Feb 01

Gauck erschreckt Multikulti: Beschämendes Wegschauen bei islamischen Riten angeprangert

Credits: Wikipedia / Tobias Kleinschmidt

Der sonst Multikulti-Predigten-Abhalter Gauck macht eine interessante Kehrtwende: Die barbarischen Riten der Muslime sind so offensichtlich, dass der Ex- Präsident die Augen nicht weiter verschließen kann | Düsseldorf

Gauck hat vor der Uni Düsseldorf in einer Rede nun eine Kehrtwende vollzogen, auch bei ihm scheint das barbarische Verhalten der Muslime, insbesondere der zugewanderten Armutsflüchtlinge angekommen zu sein. Ob Vergewaltigungen von bettlägerigen Senioren, Gruppenvergewaltigungen von kleinen Kindern, oder der brutale Missbrauch von Säuglingen, Ehrenmorde, schlimmste Folterungen und vieles mehr sind leider Alltag in Deutschland. Truth24 veröffentlicht die wichtigsten Abschnitte der Rede.

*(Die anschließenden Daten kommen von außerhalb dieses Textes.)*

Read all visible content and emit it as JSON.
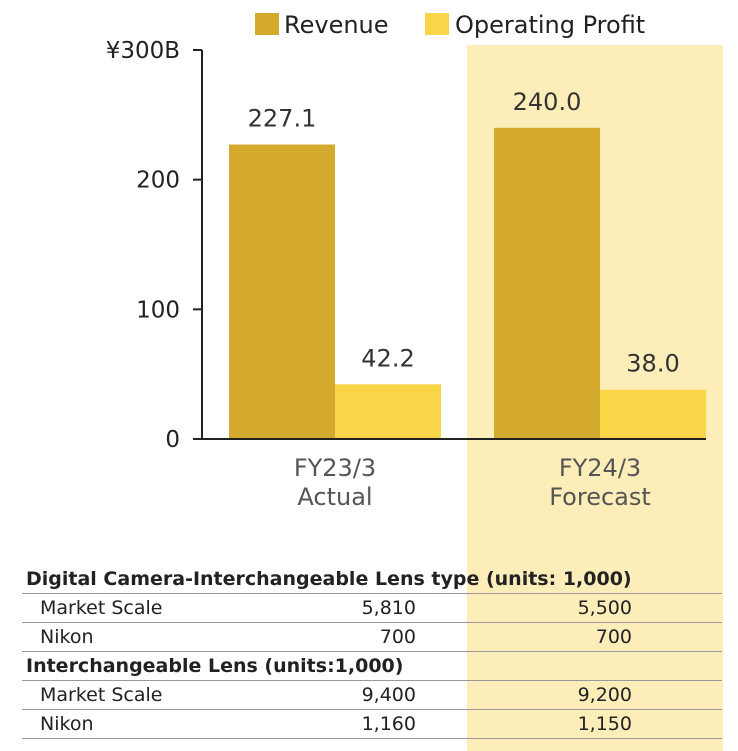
{
  "chart_data": {
    "type": "bar",
    "categories": [
      "FY23/3\nActual",
      "FY24/3\nForecast"
    ],
    "category_lines": [
      [
        "FY23/3",
        "Actual"
      ],
      [
        "FY24/3",
        "Forecast"
      ]
    ],
    "series": [
      {
        "name": "Revenue",
        "values": [
          227.1,
          240.0
        ],
        "labels": [
          "227.1",
          "240.0"
        ],
        "color": "#d4aa2e"
      },
      {
        "name": "Operating Profit",
        "values": [
          42.2,
          38.0
        ],
        "labels": [
          "42.2",
          "38.0"
        ],
        "color": "#f9d548"
      }
    ],
    "y_ticks": [
      {
        "value": 0,
        "label": "0"
      },
      {
        "value": 100,
        "label": "100"
      },
      {
        "value": 200,
        "label": "200"
      },
      {
        "value": 300,
        "label": "¥300B"
      }
    ],
    "ylim": [
      0,
      300
    ],
    "legend_position": "top",
    "highlight_category": "FY24/3 Forecast",
    "highlight_color": "#fdeeb9"
  },
  "table": {
    "sections": [
      {
        "title": "Digital Camera-Interchangeable Lens type (units: 1,000)",
        "rows": [
          {
            "label": "Market Scale",
            "actual": "5,810",
            "forecast": "5,500"
          },
          {
            "label": "Nikon",
            "actual": "700",
            "forecast": "700"
          }
        ]
      },
      {
        "title": "Interchangeable Lens (units:1,000)",
        "rows": [
          {
            "label": "Market Scale",
            "actual": "9,400",
            "forecast": "9,200"
          },
          {
            "label": "Nikon",
            "actual": "1,160",
            "forecast": "1,150"
          }
        ]
      }
    ]
  }
}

„Einen großen Einfluss in der Integrationspolitik hat lange Zeit die Konzeption des Multikulturalismus gehabt: Was sich auch immer hinter den einzelnen Kulturen verborgen hat – Vielfalt galt als Wert an sich. Die Kulturen der Verschiedenen sollten gleichberechtigt nebeneinander existieren, für alle verbindliche westlich-liberale Wertvorstellungen wurden abgelehnt.

Ich verstehe, dass es auf den ersten Blick tolerant und weltoffen anmuten mag, wenn Vielfalt derart akzeptiert und honoriert wird. Wohin ein solcher Multikulturalismus aber tatsächlich geführt hat, das hat mich doch erschreckt. 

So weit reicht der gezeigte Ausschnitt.